Spielraum als Metapher meint Bewegungsraum, Freiraum. Das Bild stammt aus der Mechanik, wo „etwas hat Spiel“ bedeutet, dass eine Bewegung ungehindert ablaufen kann, nichts ist zu eng oder zu fest geschraubt. Auf den Menschen übertragen heißt das: Er hat Raum, sich frei zu entfalten. Spielraum ist dann ein Synonym für Freiheit des Denkens und des Handelns.
Spiel als nicht ernste, nicht einem praktischen Zweck dienende Betätigung meint etwas anderes: Der Spieler probiert Rollen, Masken, Regeln; experimentiert mit Dingen; er kann sein Agieren vom Zufall bestimmen lassen und dem Glück eine Chance geben; er kann auf vielfältige Weise spielen, aber er kann jederzeit aus dem Spiel aussteigen. Für die Kunst indes ist dieser Spiel-Begriff problematisch. Viele Künstler werden ihn für ihre Arbeit ablehnen. Ihnen ist es ernst; sie empfinden ihre künstlerische Arbeit als existenziell, sie widmen ihr ihr Leben. Sie haben die Freiheit, Spielregeln eben nicht zu akzeptieren; sie dürfen Spielverderber sein. Das heißt nicht, dass es dabei keine spielerischen Haltungen und Methoden in Werkprozessen geben kann. Unberührt von diesen Überlegungen ist auch die große Tradition unterschiedlicher Spielbegriffe in der philosophischen Ästhetik, in der Kulturtheorie und speziell der Spielwissenschaft.
Aber um diese Aspekte soll es hier nicht gehen, zumal daraus kein für dieses Thema eindeutiger Spielbegriff zu gewinnen ist. Es geht vielmehr grundsätzlich um Handlungsfreiheit. Der Spielraum ist der, den die Freiheit zum Handeln innerhalb der Grenzen der Möglichkeiten hat.
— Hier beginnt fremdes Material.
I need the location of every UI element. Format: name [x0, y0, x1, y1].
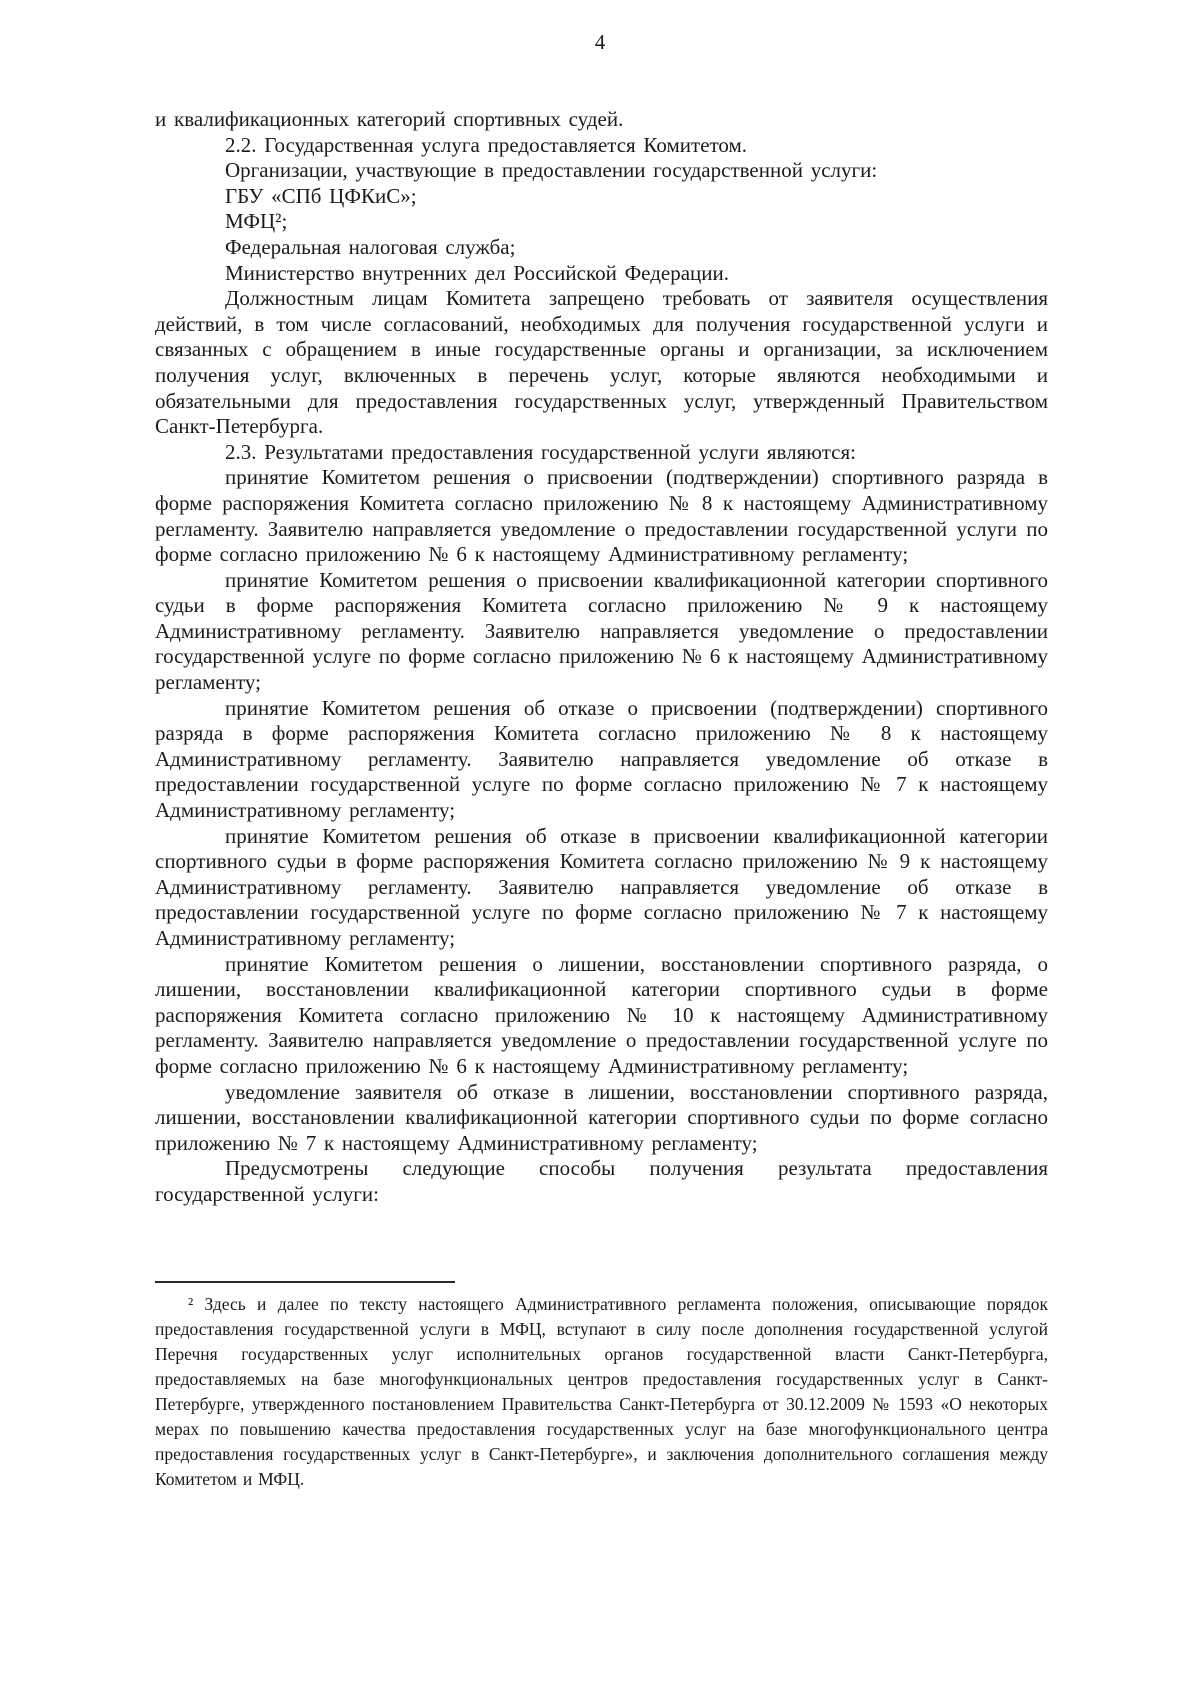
- paragraph: Предусмотрены следующие способы получения результата предоставления государственной услуги:: [155, 1156, 1048, 1206]
- paragraph: принятие Комитетом решения об отказе о присвоении (подтверждении) спортивного разряда в форме распоряжения Комитета согласно приложению № 8 к настоящему Административному регламенту. Заявителю направляется уведомление об отказе в предоставлении государственной услуге по форме согласно приложению № 7 к настоящему Административному регламенту;: [155, 695, 1048, 823]
- paragraph: принятие Комитетом решения о лишении, восстановлении спортивного разряда, о лишении, восстановлении квалификационной категории спортивного судьи в форме распоряжения Комитета согласно приложению № 10 к настоящему Административному регламенту. Заявителю направляется уведомление о предоставлении государственной услуге по форме согласно приложению № 6 к настоящему Административному регламенту;: [155, 951, 1048, 1078]
- document-body: [155, 107, 1048, 1208]
- paragraph: принятие Комитетом решения о присвоении квалификационной категории спортивного судьи в форме распоряжения Комитета согласно приложению № 9 к настоящему Административному регламенту. Заявителю направляется уведомление о предоставлении государственной услуге по форме согласно приложению № 6 к настоящему Административному регламенту;: [155, 567, 1048, 695]
- paragraph: уведомление заявителя об отказе в лишении, восстановлении спортивного разряда, лишении, восстановлении квалификационной категории спортивного судьи по форме согласно приложению № 7 к настоящему Административному регламенту;: [155, 1079, 1048, 1155]
- paragraph: 2.2. Государственная услуга предоставляется Комитетом.: [225, 132, 748, 157]
- paragraph: 2.3. Результатами предоставления государственной услуги являются:: [225, 439, 856, 464]
- paragraph: принятие Комитетом решения о присвоении (подтверждении) спортивного разряда в форме распоряжения Комитета согласно приложению № 8 к настоящему Административному регламенту. Заявителю направляется уведомление о предоставлении государственной услуги по форме согласно приложению № 6 к настоящему Административному регламенту;: [155, 465, 1048, 567]
- paragraph: принятие Комитетом решения об отказе в присвоении квалификационной категории спортивного судьи в форме распоряжения Комитета согласно приложению № 9 к настоящему Административному регламенту. Заявителю направляется уведомление об отказе в предоставлении государственной услуге по форме согласно приложению № 7 к настоящему Административному регламенту;: [155, 823, 1048, 950]
- page-number: 4: [594, 30, 606, 54]
- footnote-separator-rule: [155, 1281, 455, 1283]
- footnote-text: ² Здесь и далее по тексту настоящего Административного регламента положения, описывающие порядок предоставления государственной услуги в МФЦ, вступают в силу после дополнения государственной услугой Перечня государственных услуг исполнительных органов государственной власти Санкт-Петербурга, предоставляемых на базе многофункциональных центров предоставления государственных услуг в Санкт-Петербурге, утвержденного постановлением Правительства Санкт-Петербурга от 30.12.2009 № 1593 «О некоторых мерах по повышению качества предоставления государственных услуг на базе многофункционального центра предоставления государственных услуг в Санкт-Петербурге», и заключения дополнительного соглашения между Комитетом и МФЦ.: [155, 1294, 1048, 1489]
- paragraph: ГБУ «СПб ЦФКиС»;: [225, 183, 417, 208]
- paragraph: Министерство внутренних дел Российской Федерации.: [225, 260, 730, 285]
- footnote: [155, 1292, 1048, 1492]
- paragraph: Федеральная налоговая служба;: [225, 234, 516, 259]
- paragraph: и квалификационных категорий спортивных судей.: [155, 107, 624, 131]
- paragraph: Должностным лицам Комитета запрещено требовать от заявителя осуществления действий, в том числе согласований, необходимых для получения государственной услуги и связанных с обращением в иные государственные органы и организации, за исключением получения услуг, включенных в перечень услуг, которые являются необходимыми и обязательными для предоставления государственных услуг, утвержденный Правительством Санкт-Петербурга.: [155, 286, 1048, 439]
- paragraph: Организации, участвующие в предоставлении государственной услуги:: [225, 158, 878, 183]
- paragraph: МФЦ²;: [225, 209, 288, 234]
Zu der Begrenztheit der subjektiven Möglichkeiten trägt auch die Widerständigkeit, partielle Unverfügbarkeit, das Eigenleben des Objekts bei, auch bereits im Prozess des Machens. Ästhetische Formen entwickeln sich nicht immer wie geplant, Unvorhergesehenes ereignet sich. Ein Werk kann in einem veränderten Kontext einen anderen Ausdruck annehmen. Für solche Erfahrungen stehen in den einschlägigen Debatten z.B. Begriffe wie „Eigenmächtigkeit der Ästhetik“ (Rauterberg) oder „Logik der Bilder“ (Böhm). Sowohl für den Künstler wie den Betrachter muss das Werk nicht vollständig fassbar, in Sprache zu übersetzen und verständlich sein. Unverständlichkeit gehört in den Spielraum des Objekts. Das Werk kann seinem Schöpfer fremd gegenüber stehen. Wie sehr diese Distanz und die unmögliche Idee ihrer Überwindung Künstler umtreibt, wird vielleicht im Pygmalion-Mythos deutlich, auch in der Geschichte des Golem oder in neuer Zeit in Urs Widmers Erzählung „Indianersommer“, in der ein Betrachter in eine Bildszenerie steigt und dort auf den Maler trifft. Zur Distanz gehört auch das Gefühl: „Das Werk wird noch da sein, wenn ich nicht mehr bin“. In jedem Fall: Der Künstler muss sein Werk in die Freiheit der Sichtbarkeit entlassen.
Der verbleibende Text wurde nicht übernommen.